Several of her own MPs denounced the draft political declaration on the future economic partnership as a “surrender” to Brussels, putting Commons approval for the deal in the next three weeks in doubt.
The document sparked a furious row over between the Prime Minister and the SNP, whose Westminster leader claimed fishermen had been “thrown overboard as if they were discarded fish”, and split the Scottish Conservative group at Westminster.
Agreement between negotiators in Brussels paves the way for the UK’s exit deal - a package including the political declaration and the 585-page withdrawal agreement setting out the terms of the ‘divorce’ from the EU - to be approved by European leaders at a special summit on Sunday.
“The draft text that we have agreed with the Commission is a good deal for our country and for our partners in the EU,” told the House of Commons.
“It honours the vote of the British people by taking back control of our borders, our laws and our money while protecting jobs, security and the integrity of our precious United Kingdom.”
As many as 80 Conservative MPs have publicly declared they will not vote for the deal.
A Downing Street charm offensive aimed at convincing eurosceptics that a backstop plan for the Irish border can be avoided using “alternative” customs technologies appeared to have failed, with Iain Duncan Smith telling Mrs May that “none of this is at all workable” unless the withdrawal agreement is renegotiated.
Dominic Raab, the former Brexit Secretary, claimed the backstop “ties the UK to the customs union and single market rules with no voice” and will be used by the EU as “the starting point for future relations to build on”.
Mr Raab said Brexit voters wanted to “take back control” but said it was “the regrettable but inescapable reality that this deal gives even more away”.
And the chief whip of the DUP, Sir Jeffrey Donaldson, also called on the Prime Minister to renegotiate, telling her: “If she wants to have the support of my party for the withdrawal agreement then we need to see an end to the backstop and those alternative arrangements put in place.”
Mrs May told MPs that “the best way to ensure the backstop is not used is to get the future relationship into place” before the end of the post-Brexit transition phase, which is scheduled to end in December 2020, but could be extended as far as the end of 2022 if talks drag on.
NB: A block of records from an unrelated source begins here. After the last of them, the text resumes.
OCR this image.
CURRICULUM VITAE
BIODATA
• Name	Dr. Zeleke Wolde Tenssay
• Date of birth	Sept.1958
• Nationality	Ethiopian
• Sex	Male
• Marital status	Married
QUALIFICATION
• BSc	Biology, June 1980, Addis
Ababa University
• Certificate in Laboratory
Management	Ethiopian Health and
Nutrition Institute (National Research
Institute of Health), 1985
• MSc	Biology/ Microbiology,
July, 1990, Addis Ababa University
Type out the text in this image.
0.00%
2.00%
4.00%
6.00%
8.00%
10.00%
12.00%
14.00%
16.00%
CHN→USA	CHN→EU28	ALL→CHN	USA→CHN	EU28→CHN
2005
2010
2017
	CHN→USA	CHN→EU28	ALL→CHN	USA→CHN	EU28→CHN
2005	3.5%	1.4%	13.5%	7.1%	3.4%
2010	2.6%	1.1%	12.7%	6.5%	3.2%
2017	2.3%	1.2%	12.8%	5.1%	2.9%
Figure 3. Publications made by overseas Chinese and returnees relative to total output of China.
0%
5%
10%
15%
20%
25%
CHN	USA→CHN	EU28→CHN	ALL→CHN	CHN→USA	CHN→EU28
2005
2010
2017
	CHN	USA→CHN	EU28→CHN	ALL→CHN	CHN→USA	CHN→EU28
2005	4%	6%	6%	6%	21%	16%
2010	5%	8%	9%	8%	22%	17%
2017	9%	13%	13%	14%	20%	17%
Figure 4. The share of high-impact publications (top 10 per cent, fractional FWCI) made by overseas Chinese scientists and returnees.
The draft political declaration outlines the objectives for trade and security cooperation after Brexit.
European Council president Donald Tusk announced it had been “agreed at negotiators’ level and agreed in principle at political level” and sent to Britain’s 27 European partners for further consideration.
“The Commission President has informed me that it has been agreed at negotiators’ level and agreed in principle at political level, subject to the endorsement of the Leaders,” he added.
An earlier draft of the declaration came to seven pages, but the final version is now 26 pages long.
Unlike the withdrawal agreement, the political declaration is not legally binding, but is linked to the UK’s ‘divorce’ terms.
The UK Government has said that the withdrawal agreement, including the £39bn financial settlement, will not be enacted without the political declaration.
Jeremy Corbyn criticised the trade outline, calling it “26 pages of waffle” and a blueprint for a deal that is the “worst of all worlds”.
“The only certainty contained within these pages is that the transition period will have to be extended or we will end up with a backstop and no exit,” the Labour leader told MPs.
“It represents the worst of all worlds, no say over the rules that will continue to apply and no certainty to the future.”
He added: “We have 26 pages of waffle, this empty document could have been written two years ago.”
Mr Corbyn also called on the PM to “abandon her poisonous rhetoric” on immigration.
Instead of negotiating a “new, comprehensive customs union”, he said the Tories were more interested in “dog whistling on immigration”.
Focusing on fishing, SNP Westminster leader Ian Blackford called the document “an absolute dereliction of the promises Scottish Conservative members and [Environment Secretary Michael Gove] made to Scotland - shame on them.”
He asked if her Scottish MPs and Scottish Secretary David Mundell had agreed to the political declaration, adding: “Is it not the case that she’s just lost further critical votes on the deal because Scottish Tory MPs could not possibly vote in favour of this sell out of Scottish fishing interests?”
The Prime Minister was expected to speak to a number of EU leaders last night. She acknowledged that she must still convince some of them to back the deal, with the Spanish Prime Minister threatening to vote against it because the political declaration does not grant Madrid a veto over the application of future trade agreements in Gibraltar.
Speaking in Downing Street before addressing MPs, the Prime Minister said she had spoken to Prime Minister Pedro Sánchez on Wednesday night and was “confident that on Sunday we will be able to agree a deal that delivers for the whole UK family, including Gibraltar.”
Two-thirds of the 27 other EU members must agree to the deal for it to be approved.
Last night Mrs May met Austria’s chancellor in London ahead of Sunday’s summit.
Ahead of the meeting, Sebastian Kurz said he hoped to get a “realistic picture” of May’s chances of getting the deal through Westminster, and warned: “Reopening the deal is not an option.”